Eclipse Update Sites - Part II

Hosting an Eclipse Update Site with Zed Builds And Bugs

As a follow-up to both Eclipse Feature Builds and Eclipse Update Sites it's also important to know that you can use Zed Builds and Bugs to actually host your Eclipse Update Site.

The Zed Builds and Bugs automated build server has an extension in the Zed Configuration File that allows you to host static HTML pages and serve them to users. The options included in this extension allow you to set up a publicly accessible web site. For our purposes, this is exactly what we'll use in order to host the Eclipse Update Site.

Let's take the example where we have installed Zed on a windows system in the default location of C:\Program Files\Hericus\Zed. We want to host the Eclipse Update Site under this location in the folder called EclipseUpdateSite.

When the user points their browser to our Zed server they will get the normal Zed login and the regular application. In order to get to our static content, we need to choose an extra path that they will use in their URL to get access to the static content. To keep things simple, we'll choose the path extension of /update/ for our update site.

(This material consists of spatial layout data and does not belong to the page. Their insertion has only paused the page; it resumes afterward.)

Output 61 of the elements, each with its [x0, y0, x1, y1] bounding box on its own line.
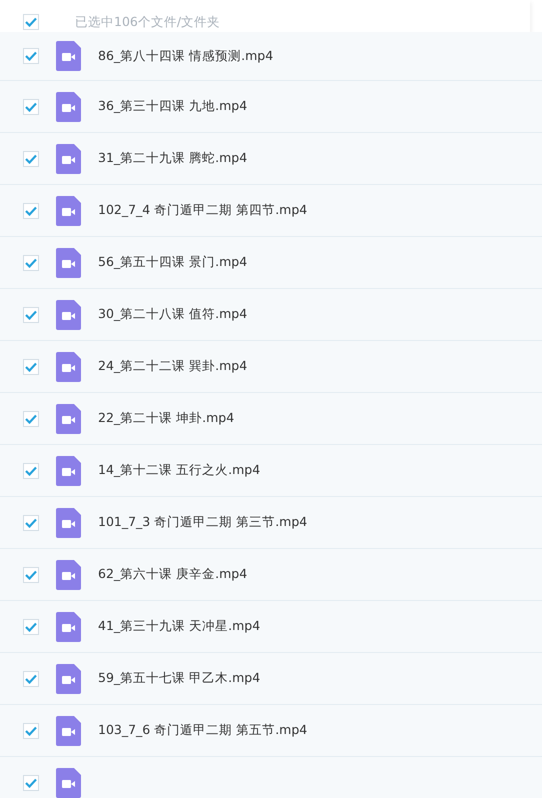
- file-name: 24_第二十二课 巽卦.mp4: [98, 358, 248, 375]
- file-row[interactable]: 22_第二十课 坤卦.mp4: [0, 393, 542, 445]
- video-file-icon: [56, 456, 81, 486]
- checkbox[interactable]: [23, 14, 39, 30]
- checkbox[interactable]: [23, 462, 39, 478]
- file-row[interactable]: 101_7_3 奇门遁甲二期 第三节.mp4: [0, 497, 542, 549]
- file-row[interactable]: 102_7_4 奇门遁甲二期 第四节.mp4: [0, 185, 542, 237]
- video-file-icon: [56, 508, 81, 538]
- checkbox[interactable]: [23, 618, 39, 634]
- file-name: 103_7_6 奇门遁甲二期 第五节.mp4: [98, 722, 308, 739]
- video-file-icon: [56, 612, 81, 642]
- file-name: 14_第十二课 五行之火.mp4: [98, 462, 260, 479]
- file-row[interactable]: 14_第十二课 五行之火.mp4: [0, 445, 542, 497]
- file-name: 59_第五十七课 甲乙木.mp4: [98, 670, 260, 687]
- file-row[interactable]: 31_第二十九课 腾蛇.mp4: [0, 133, 542, 185]
- checkbox[interactable]: [23, 410, 39, 426]
- file-row[interactable]: 24_第二十二课 巽卦.mp4: [0, 341, 542, 393]
- file-name: 41_第三十九课 天冲星.mp4: [98, 618, 260, 635]
- video-file-icon: [56, 404, 81, 434]
- video-file-icon: [56, 664, 81, 694]
- checkbox[interactable]: [23, 202, 39, 218]
- file-name: 30_第二十八课 值符.mp4: [98, 306, 248, 323]
- checkbox[interactable]: [23, 98, 39, 114]
- file-name: 56_第五十四课 景门.mp4: [98, 254, 248, 271]
- checkbox[interactable]: [23, 254, 39, 270]
- checkbox[interactable]: [23, 514, 39, 530]
- file-name: 22_第二十课 坤卦.mp4: [98, 410, 234, 427]
- file-row[interactable]: 30_第二十八课 值符.mp4: [0, 289, 542, 341]
- file-row[interactable]: 103_7_6 奇门遁甲二期 第五节.mp4: [0, 705, 542, 757]
- checkbox[interactable]: [23, 358, 39, 374]
- file-name: 101_7_3 奇门遁甲二期 第三节.mp4: [98, 514, 308, 531]
- file-row[interactable]: 36_第三十四课 九地.mp4: [0, 81, 542, 133]
- video-file-icon: [56, 92, 81, 122]
- video-file-icon: [56, 300, 81, 330]
- checkbox[interactable]: [23, 670, 39, 686]
- checkbox[interactable]: [23, 306, 39, 322]
- file-name: 86_第八十四课 情感预测.mp4: [98, 48, 274, 64]
- file-name: 62_第六十课 庚辛金.mp4: [98, 566, 248, 583]
- video-file-icon: [56, 196, 81, 226]
- video-file-icon: [56, 352, 81, 382]
- video-file-icon: [56, 144, 81, 174]
- selection-count: 已选中106个文件/文件夹: [75, 14, 220, 30]
- file-row[interactable]: 41_第三十九课 天冲星.mp4: [0, 601, 542, 653]
- video-file-icon: [56, 560, 81, 590]
- video-file-icon: [56, 41, 81, 71]
- file-row[interactable]: [0, 757, 542, 798]
- checkbox[interactable]: [23, 566, 39, 582]
- video-file-icon: [56, 716, 81, 746]
- checkbox[interactable]: [23, 150, 39, 166]
- file-row[interactable]: 59_第五十七课 甲乙木.mp4: [0, 653, 542, 705]
- file-row[interactable]: 56_第五十四课 景门.mp4: [0, 237, 542, 289]
- file-name: 36_第三十四课 九地.mp4: [98, 98, 248, 115]
- video-file-icon: [56, 248, 81, 278]
- checkbox[interactable]: [23, 722, 39, 738]
- video-file-icon: [56, 768, 81, 798]
- file-name: 102_7_4 奇门遁甲二期 第四节.mp4: [98, 202, 308, 219]
- checkbox[interactable]: [23, 48, 39, 64]
- checkbox[interactable]: [23, 774, 39, 790]
- file-row[interactable]: 86_第八十四课 情感预测.mp4: [0, 32, 542, 81]
- file-row[interactable]: 62_第六十课 庚辛金.mp4: [0, 549, 542, 601]
- file-name: 31_第二十九课 腾蛇.mp4: [98, 150, 248, 167]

Based on the above layout, we need to update the zed.xml configuration file to contain the following section:

	<ZedStaticHTML>
	   <ZedCustomHTML path="C:/Program Files/Hericus/Zed/EclipseUpdateSite/" requiresSession="false" url="/update/"/>
	</ZedStaticHTML>

The Zed server will need to be bounced to pick up this configuration file change, and when it comes back up we will be able to point our web browser to the url http://localhost:8081/update/ and access the files that are included in the directory c:\Program Files\Hericus\Zed\EclipseUpdateSite\ .

If you have multiple releases of a product, or multiple products that all require an Eclipse Update Site, you can use this technique to host all of them via the Zed Builds and Bugs server. You can either nest them all within a single directory and ZedCustomHTML entry, or you can use multiple ZedCustomHTML directives to point to each individual folder that is used.

For further details about the config file see the Zed Configuration File section in the documentation. It will detail how to protect access to the static HTML pages if required, for example.

With all of this in place, you now have full Continuous Integration capabilities for your Eclipse Feature Builds that will take them from source code to update site using just a few simple steps and features of Zed Builds and Bugs.